Hedy Lee Kindler, MD, Associate Professor of Medicine at the University of Chicago, the invited discussant of three of these presentations, emphasized the persistent lethality of advanced pancreatic cancer. She predicted that within this decade, pancreatic cancer will become the second leading cause of cancer death in the United States. “It still has the briefest survival of any solid tumor. Five-year survival is just 6%,” she noted.
“There has been a long-standing, well-deserved therapeutic nihilism regarding chemotherapy for advanced pancreatic cancer. In countless trials over several decades, many drugs and combinations have been tested, with minimal to no activity observed,” she said.
Nab-paclitaxel/Gemcitabine Offers New Option
One of the few milestones has now come in the form of nab-paclitaxel, she said, which, in combination with gemcitabine, improved overall survival over gemcitabine alone in the MPACT trial. Response rate, disease control rate, and median progression-free survival were all superior to the single agent, though “this came at the cost of increased grade 3 and 4 toxicity,” including neutropenia (38% vs 27%), thrombocytopenia (13% vs 9%), and neuropathy (17% vs < 1%).
“This is an important practice-changing study.
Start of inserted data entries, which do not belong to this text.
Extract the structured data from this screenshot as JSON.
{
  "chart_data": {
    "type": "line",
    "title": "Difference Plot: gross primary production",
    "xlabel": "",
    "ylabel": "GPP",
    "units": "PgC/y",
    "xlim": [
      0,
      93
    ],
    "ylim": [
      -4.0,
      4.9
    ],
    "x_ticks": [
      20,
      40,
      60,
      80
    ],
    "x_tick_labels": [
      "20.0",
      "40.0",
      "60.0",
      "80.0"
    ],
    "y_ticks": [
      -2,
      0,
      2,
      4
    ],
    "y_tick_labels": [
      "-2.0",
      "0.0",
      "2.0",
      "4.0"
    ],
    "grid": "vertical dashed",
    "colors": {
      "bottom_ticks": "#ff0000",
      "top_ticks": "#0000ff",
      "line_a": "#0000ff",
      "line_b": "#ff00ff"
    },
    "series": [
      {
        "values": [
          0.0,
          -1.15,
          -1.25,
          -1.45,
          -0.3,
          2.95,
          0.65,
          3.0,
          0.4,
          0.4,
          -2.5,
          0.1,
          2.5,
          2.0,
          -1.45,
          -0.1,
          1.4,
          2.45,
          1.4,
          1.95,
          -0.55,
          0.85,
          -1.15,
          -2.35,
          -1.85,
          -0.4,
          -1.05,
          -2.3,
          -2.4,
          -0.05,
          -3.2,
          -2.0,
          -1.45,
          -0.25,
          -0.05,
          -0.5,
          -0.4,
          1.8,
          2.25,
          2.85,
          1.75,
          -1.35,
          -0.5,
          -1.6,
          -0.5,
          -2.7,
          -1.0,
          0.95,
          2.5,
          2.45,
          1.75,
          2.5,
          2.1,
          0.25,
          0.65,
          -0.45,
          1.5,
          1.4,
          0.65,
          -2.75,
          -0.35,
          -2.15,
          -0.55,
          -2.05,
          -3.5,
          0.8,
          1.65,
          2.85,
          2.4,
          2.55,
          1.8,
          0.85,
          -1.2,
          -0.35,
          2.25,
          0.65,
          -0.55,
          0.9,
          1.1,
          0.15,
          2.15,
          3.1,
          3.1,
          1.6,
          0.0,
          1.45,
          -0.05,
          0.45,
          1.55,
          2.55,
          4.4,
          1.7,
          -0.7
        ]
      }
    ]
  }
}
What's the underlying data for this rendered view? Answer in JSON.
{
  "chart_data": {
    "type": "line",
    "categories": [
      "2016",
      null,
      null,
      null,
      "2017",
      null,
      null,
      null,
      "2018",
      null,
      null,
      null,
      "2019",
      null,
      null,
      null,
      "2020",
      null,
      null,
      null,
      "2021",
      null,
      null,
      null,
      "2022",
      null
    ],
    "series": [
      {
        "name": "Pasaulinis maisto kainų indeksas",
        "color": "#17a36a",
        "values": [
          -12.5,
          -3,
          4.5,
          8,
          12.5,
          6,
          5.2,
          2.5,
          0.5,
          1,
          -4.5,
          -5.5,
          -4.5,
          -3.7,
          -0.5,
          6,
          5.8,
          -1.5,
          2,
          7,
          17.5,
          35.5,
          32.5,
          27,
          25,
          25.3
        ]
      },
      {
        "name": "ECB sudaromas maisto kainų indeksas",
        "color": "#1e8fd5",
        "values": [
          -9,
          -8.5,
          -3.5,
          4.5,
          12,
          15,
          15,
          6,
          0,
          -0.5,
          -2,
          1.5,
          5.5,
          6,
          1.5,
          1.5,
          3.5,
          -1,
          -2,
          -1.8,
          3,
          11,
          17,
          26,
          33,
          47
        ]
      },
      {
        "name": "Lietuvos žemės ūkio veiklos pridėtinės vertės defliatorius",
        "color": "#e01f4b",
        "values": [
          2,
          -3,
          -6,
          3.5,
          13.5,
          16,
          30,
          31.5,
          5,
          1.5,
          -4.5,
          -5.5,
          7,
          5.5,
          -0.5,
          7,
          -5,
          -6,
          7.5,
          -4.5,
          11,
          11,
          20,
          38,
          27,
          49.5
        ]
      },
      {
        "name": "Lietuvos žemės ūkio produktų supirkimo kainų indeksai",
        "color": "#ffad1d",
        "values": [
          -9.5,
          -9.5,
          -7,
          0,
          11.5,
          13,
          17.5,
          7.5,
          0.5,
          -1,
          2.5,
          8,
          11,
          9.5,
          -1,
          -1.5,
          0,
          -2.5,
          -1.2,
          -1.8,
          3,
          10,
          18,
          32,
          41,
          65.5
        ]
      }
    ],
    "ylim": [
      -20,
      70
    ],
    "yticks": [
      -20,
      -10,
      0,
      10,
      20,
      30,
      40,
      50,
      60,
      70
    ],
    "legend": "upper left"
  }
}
It is the first randomized trial to demonstrate that a cytotoxic agent added to gemcitabine prolongs survival in pancreatic cancer,” she emphasized. “This is wonderful. We are not accustomed to having good treatment choices in advanced pancreatic cancer.”
Dr. Kindler acknowledged, however, that while the results achieved with nab-paclitaxel plus gemcitabine are certainly better than with gemcitabine alone, they are not as good as those for FOLFIRINOX (leucovorin, fluorouracil, irinotecan, oxaliplatin), as illustrated in Table 1.1,2 FOLFIRINOX is “superior in all metrics” to nab-paclitaxel/gemcitabine, and was shown to improve quality of life and to be cost-effective; for nab-paclitaxel/gemcitabine, these data are still lacking.
In the absence of a head-to-head comparison of the two effective regimens, she suggested, “We need to understand the data that we have.” Clinicians may simply need to accept that “it’s nice to finally have choices,” she concluded.
Chemoradiotherapy, Current Immunotherapy Less Promising
The results of LAP 07 may also “change practice,” she said, by showing a lack of benefit for the addition of radiation to chemotherapy in patients who respond to induction. “The authors conclude that the standard of care should remain chemotherapy, though chemoradiation is an option, and I agree,” she said.
Among the potential explanations for “these somewhat surprising results” is that the treatment may have been inadequate, she suggested. “Could we do better with intensity-modulated radiotherapy or stereotactic body radiation therapy? Could we do better with induction FOLFIRINOX or nab-paclitaxel/gemcitabine? Can we use better radiosensitizers?” Dr. Kindler questioned.
Two upcoming cooperative group trials may help answer these questions: the three-arm randomized phase II RTOG 1201 study, which is evaluating standard vs intensified local or systemic therapy, and the proposed ALLIANCE/ECOG randomized phase II trial evaluating induction FOLFIRINOX followed by either chemoradiotherapy (with capecitabine) or additional FOLFIRINOX.
Also disappointing were the “clearly negative” results of TeloVac, one of the largest studies ever conducted in pancreatic cancer. While TeloVac is “one of a long line of negative phase III trials in pancreatic cancer,” Dr. Kindler maintained that the immune system does play a critical role in the development, progression, and eradication of pancreatic tumors. She suggested that the optimal pancreatic immunotherapy will incorporate the best possible antigen and optimal adjuvant agent, and will aim to uncouple the tolerance mechanism by blocking immune checkpoints or manipulating the tumor microenvironment. ■
Disclosure: Dr. Kindler has served as a consultant or advisor for Abraxis Bioscience, Amgen, AstraZeneca, Bristol-Myers Oncology, Clovis Oncology, Genentech, GlaxoSmithKline, Merck, Otsuka, Roche, and Verastem, and has received research funding from AB Science, Aduro Biotech, Astellas/OSI, CanBas, Genentech, Infinity, Lilly, Merck, and Morphotek.
References
1. Conroy T, Desseigne F, Ychou M, et al: FOLFIRINOX versus gemcitabine for metastatic pancreatic cancer. N Engl J Med 364:1817-1825, 2011.
2. Von Hoff DD, Ervin TJ, Arena FP, et al: Results of a randomized phase III trial (MPACT) of weekly nab-paclitaxel plus gemcitabine versus gemcitabine alone for patients with metastatic adenocarcinoma of the pancreas with PET and CA 19-9 correlates. 2013 ASCO Annual Meeting. Abstract 4005. Presented June 3, 2013.